The eighth dessert course actually features two dishes. These sugarcane spheres are the first to make an appearance. The frozen yellow globes are filled with very sweet sugarcane juice, exploding instantly at first bite. A fun concept, but a bit too sweet for our palate.
Chef Leung’s signature custard tart tastes nearly identical to a HK-style egg tart, made with a textbook-perfect shortcrust-pastry base. The quenelle of crème fraîche with which it’s served is supposed to be flavoured with calamansi, but we would have preferred a much heavier hand with this tart element in order to cut through the filling’s creamy richness.
The tasting menu ends with a selection of petits fours (not pictured) that change daily.

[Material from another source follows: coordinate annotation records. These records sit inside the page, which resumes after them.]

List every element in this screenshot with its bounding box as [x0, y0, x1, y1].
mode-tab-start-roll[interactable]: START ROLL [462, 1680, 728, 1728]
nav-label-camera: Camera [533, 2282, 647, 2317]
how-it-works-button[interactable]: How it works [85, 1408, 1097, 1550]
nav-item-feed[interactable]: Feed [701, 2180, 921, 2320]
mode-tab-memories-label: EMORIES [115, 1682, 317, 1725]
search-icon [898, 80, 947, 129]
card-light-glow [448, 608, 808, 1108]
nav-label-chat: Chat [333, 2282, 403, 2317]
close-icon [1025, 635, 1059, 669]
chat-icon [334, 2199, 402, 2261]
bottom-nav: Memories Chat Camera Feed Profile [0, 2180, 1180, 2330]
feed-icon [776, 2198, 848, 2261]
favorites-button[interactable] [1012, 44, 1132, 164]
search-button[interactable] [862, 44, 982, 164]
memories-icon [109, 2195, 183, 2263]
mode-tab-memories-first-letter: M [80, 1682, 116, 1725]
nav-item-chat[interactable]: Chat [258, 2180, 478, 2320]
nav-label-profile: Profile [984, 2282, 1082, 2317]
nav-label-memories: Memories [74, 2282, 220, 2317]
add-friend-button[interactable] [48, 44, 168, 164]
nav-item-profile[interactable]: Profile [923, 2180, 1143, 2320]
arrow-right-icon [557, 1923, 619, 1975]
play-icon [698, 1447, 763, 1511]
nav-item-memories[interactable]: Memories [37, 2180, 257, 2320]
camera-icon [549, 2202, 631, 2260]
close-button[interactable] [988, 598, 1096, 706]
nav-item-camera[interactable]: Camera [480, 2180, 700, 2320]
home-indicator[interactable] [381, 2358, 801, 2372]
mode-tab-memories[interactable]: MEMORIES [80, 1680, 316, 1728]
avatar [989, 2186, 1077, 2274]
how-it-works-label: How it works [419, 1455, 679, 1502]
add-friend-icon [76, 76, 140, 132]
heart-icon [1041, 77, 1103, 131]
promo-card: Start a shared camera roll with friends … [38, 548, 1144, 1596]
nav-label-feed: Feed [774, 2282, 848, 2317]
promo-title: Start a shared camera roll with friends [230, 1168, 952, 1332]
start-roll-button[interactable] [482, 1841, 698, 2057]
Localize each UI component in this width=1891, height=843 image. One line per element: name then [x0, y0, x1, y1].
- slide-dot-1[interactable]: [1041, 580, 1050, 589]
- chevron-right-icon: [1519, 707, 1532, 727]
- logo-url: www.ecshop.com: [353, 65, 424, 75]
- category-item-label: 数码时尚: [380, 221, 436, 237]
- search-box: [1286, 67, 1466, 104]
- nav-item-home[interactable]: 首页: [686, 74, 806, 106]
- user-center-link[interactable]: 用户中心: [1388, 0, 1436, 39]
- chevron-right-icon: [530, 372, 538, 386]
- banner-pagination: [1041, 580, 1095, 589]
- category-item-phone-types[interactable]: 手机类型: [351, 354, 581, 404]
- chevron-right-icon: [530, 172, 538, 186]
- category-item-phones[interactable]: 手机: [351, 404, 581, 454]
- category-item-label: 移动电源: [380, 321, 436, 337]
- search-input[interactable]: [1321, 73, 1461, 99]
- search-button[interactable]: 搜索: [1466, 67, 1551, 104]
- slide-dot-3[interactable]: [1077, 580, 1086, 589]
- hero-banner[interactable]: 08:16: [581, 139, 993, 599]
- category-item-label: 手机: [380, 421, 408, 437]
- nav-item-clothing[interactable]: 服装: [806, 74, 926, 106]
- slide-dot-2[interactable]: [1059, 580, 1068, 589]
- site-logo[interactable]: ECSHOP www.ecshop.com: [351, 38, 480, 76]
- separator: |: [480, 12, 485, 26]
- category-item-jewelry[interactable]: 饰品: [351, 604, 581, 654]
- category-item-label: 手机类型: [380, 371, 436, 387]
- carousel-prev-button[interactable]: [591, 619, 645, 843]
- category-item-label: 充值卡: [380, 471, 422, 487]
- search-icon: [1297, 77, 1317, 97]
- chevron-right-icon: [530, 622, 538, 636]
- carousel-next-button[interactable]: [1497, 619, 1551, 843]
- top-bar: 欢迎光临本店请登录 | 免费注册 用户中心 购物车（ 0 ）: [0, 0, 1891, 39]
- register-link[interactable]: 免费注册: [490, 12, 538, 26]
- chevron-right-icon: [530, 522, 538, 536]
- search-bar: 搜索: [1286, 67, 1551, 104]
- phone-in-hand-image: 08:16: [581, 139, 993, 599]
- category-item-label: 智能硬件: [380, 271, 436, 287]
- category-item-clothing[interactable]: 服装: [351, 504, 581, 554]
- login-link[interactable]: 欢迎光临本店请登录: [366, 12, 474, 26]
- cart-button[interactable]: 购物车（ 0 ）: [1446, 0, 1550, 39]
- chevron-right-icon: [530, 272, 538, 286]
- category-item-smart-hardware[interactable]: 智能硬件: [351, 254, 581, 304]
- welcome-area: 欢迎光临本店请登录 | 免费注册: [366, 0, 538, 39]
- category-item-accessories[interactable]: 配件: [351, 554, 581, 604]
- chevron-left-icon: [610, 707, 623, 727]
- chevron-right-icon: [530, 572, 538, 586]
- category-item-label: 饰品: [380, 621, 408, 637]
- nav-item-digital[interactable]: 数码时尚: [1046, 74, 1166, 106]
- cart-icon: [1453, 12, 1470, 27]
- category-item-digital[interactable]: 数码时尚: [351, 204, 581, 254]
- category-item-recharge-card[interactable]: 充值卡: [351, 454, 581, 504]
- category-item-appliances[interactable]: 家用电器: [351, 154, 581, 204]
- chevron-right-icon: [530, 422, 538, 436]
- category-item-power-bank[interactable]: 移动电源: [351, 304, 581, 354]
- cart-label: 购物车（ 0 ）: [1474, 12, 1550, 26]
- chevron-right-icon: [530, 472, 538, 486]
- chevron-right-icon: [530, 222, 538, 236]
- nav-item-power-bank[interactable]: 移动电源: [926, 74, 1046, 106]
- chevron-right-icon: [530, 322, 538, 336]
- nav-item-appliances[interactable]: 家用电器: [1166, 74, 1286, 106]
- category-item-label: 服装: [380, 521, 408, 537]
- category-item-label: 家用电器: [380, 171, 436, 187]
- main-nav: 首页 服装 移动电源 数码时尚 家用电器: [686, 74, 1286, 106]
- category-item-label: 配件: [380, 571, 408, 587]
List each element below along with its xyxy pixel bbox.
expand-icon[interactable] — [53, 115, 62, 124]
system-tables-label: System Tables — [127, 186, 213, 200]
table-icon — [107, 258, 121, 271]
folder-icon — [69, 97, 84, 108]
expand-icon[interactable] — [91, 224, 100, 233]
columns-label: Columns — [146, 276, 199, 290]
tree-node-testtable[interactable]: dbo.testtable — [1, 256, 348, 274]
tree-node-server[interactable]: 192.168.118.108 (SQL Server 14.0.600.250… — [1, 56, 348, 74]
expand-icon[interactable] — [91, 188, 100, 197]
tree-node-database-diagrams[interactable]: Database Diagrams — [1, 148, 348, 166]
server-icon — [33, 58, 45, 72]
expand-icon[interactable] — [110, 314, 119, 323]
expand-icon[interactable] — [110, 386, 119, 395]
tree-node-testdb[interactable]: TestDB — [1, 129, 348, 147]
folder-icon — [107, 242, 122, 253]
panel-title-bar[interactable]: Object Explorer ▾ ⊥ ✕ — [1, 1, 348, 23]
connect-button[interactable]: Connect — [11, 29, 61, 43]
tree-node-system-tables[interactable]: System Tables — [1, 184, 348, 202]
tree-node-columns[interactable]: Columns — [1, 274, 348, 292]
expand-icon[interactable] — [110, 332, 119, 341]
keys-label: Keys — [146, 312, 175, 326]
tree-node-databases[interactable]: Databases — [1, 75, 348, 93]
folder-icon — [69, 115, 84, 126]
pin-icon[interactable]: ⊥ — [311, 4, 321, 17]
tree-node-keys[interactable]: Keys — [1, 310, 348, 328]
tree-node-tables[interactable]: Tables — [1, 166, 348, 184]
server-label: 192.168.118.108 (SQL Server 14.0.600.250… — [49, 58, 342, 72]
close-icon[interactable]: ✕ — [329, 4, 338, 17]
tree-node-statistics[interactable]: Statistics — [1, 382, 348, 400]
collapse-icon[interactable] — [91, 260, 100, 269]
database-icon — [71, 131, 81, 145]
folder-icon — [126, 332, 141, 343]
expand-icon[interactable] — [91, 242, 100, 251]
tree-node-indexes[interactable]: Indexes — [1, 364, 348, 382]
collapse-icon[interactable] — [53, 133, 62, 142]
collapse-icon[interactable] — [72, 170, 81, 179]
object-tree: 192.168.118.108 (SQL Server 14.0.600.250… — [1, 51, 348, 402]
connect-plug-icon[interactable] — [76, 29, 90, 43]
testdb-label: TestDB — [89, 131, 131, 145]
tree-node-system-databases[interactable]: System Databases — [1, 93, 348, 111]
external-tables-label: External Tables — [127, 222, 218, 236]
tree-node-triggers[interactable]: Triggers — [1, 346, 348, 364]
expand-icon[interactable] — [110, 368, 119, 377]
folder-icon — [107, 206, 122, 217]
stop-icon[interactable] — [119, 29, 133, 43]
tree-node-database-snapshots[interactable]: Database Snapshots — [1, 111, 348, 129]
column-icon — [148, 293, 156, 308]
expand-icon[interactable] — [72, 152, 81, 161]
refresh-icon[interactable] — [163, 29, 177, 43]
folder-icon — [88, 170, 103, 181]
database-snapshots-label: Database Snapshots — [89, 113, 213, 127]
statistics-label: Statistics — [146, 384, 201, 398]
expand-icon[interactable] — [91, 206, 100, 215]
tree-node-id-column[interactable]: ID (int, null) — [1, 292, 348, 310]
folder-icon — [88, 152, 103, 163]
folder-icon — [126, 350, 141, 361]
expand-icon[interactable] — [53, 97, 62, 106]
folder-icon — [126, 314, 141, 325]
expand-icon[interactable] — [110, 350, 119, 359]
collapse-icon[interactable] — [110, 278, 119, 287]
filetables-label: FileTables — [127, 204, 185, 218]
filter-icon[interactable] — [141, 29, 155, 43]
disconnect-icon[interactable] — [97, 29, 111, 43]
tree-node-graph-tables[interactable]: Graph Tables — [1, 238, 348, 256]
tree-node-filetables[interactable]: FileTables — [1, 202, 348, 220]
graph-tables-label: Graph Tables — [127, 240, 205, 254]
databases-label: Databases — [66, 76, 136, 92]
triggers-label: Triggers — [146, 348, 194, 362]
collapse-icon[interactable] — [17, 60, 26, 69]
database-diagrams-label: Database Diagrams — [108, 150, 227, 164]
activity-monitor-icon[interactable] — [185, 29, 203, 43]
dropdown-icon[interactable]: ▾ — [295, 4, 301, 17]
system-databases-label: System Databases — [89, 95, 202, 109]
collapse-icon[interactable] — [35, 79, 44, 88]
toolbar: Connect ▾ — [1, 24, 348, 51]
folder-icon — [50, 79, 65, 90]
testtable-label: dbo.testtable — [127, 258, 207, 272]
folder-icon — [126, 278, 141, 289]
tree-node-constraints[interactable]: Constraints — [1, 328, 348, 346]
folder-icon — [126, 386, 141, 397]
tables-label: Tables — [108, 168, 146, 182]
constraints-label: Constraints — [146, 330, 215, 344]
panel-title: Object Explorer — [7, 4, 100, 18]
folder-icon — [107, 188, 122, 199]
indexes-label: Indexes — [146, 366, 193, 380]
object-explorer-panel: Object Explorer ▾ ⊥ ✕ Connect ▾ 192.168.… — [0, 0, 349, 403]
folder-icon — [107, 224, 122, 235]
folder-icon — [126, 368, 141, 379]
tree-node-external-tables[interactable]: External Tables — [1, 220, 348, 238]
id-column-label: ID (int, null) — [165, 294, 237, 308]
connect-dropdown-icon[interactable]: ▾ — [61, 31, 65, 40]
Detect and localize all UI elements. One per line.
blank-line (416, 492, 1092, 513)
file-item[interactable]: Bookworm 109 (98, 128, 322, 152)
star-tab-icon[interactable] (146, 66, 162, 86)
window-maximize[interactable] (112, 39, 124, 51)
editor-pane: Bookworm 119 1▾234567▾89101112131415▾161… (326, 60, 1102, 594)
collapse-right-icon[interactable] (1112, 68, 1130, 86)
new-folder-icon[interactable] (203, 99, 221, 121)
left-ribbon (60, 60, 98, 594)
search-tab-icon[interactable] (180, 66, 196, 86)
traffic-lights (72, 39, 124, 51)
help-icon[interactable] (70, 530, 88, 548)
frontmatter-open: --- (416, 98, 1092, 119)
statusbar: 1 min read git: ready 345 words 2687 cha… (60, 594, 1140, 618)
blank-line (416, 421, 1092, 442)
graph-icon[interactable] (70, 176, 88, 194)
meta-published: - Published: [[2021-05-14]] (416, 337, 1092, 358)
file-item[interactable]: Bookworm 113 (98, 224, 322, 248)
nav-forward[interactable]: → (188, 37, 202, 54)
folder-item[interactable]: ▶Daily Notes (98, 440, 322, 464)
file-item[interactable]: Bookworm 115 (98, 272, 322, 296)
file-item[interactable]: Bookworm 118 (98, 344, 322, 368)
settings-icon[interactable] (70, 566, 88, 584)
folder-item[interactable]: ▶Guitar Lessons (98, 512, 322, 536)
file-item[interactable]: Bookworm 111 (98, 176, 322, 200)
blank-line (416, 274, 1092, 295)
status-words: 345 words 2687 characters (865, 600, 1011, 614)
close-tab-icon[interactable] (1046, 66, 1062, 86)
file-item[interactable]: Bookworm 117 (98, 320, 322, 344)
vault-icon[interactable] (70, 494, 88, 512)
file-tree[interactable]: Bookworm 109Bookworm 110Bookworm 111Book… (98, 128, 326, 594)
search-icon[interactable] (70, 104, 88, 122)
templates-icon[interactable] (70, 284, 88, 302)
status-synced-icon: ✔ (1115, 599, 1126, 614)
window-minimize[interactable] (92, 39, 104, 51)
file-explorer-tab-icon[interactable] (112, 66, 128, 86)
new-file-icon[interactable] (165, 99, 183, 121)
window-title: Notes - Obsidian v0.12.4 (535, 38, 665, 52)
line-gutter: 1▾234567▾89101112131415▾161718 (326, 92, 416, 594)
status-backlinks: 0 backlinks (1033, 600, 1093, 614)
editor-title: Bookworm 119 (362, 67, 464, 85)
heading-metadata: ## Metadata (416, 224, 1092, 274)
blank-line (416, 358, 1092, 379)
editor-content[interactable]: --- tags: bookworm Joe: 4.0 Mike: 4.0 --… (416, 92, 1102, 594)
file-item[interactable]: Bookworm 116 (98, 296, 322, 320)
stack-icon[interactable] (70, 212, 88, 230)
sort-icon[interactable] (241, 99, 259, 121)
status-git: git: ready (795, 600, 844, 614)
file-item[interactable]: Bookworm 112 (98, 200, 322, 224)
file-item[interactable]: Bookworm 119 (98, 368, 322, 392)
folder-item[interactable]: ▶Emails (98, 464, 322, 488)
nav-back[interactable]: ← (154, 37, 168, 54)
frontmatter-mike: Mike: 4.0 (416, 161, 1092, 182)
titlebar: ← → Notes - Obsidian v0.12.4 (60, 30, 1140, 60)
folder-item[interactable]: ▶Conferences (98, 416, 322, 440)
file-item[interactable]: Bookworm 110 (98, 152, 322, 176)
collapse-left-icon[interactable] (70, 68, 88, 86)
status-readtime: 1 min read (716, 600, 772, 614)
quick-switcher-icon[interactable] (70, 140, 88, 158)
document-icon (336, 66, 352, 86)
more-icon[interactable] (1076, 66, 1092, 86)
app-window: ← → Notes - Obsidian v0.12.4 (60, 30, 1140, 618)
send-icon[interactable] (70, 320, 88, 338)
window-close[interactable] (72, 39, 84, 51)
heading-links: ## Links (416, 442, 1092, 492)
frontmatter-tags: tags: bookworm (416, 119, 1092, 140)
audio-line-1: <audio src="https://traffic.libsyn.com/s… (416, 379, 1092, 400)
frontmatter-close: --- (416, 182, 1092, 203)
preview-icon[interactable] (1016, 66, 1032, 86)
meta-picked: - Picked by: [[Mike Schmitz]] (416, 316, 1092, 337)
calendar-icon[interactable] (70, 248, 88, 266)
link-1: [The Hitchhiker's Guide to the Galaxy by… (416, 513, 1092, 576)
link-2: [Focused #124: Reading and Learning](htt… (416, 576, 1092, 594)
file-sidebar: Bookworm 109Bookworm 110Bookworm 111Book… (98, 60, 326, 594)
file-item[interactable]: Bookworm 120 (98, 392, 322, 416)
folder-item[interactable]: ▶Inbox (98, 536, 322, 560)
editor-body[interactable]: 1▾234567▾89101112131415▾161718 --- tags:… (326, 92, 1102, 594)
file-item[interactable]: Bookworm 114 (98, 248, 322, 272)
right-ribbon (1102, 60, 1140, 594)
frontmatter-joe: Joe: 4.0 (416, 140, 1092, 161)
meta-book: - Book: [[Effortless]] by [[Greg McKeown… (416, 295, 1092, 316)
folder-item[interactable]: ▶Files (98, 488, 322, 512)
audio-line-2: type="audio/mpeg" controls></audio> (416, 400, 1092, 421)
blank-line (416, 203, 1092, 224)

Chef Leung is back with a bang, returning to Hong Kong after opening restaurants and appearing on hit foodie TV shows around the world. Cafe Bau will appeal to those who are keen to sample the celeb chef’s creative flavour combinations, with a tasting-menu price tag that’s half that of his famed Bo Innovation (not to mention portion sizes that are more than generous). The focus on local, seasonal ingredients and home-grown brands is not only laudable from an environmental angle but also couldn’t come at a better time as Hong Kong resumes its rightful place on the post-pandemic world stage.
Where: Shop 8, Podium 1/F, J Residence, 60 Johnston Road, Wanchai
This write-up is based on a complimentary media tasting provided in exchange for an honest review and no monetary compensation. The opinions expressed here represent the author’s.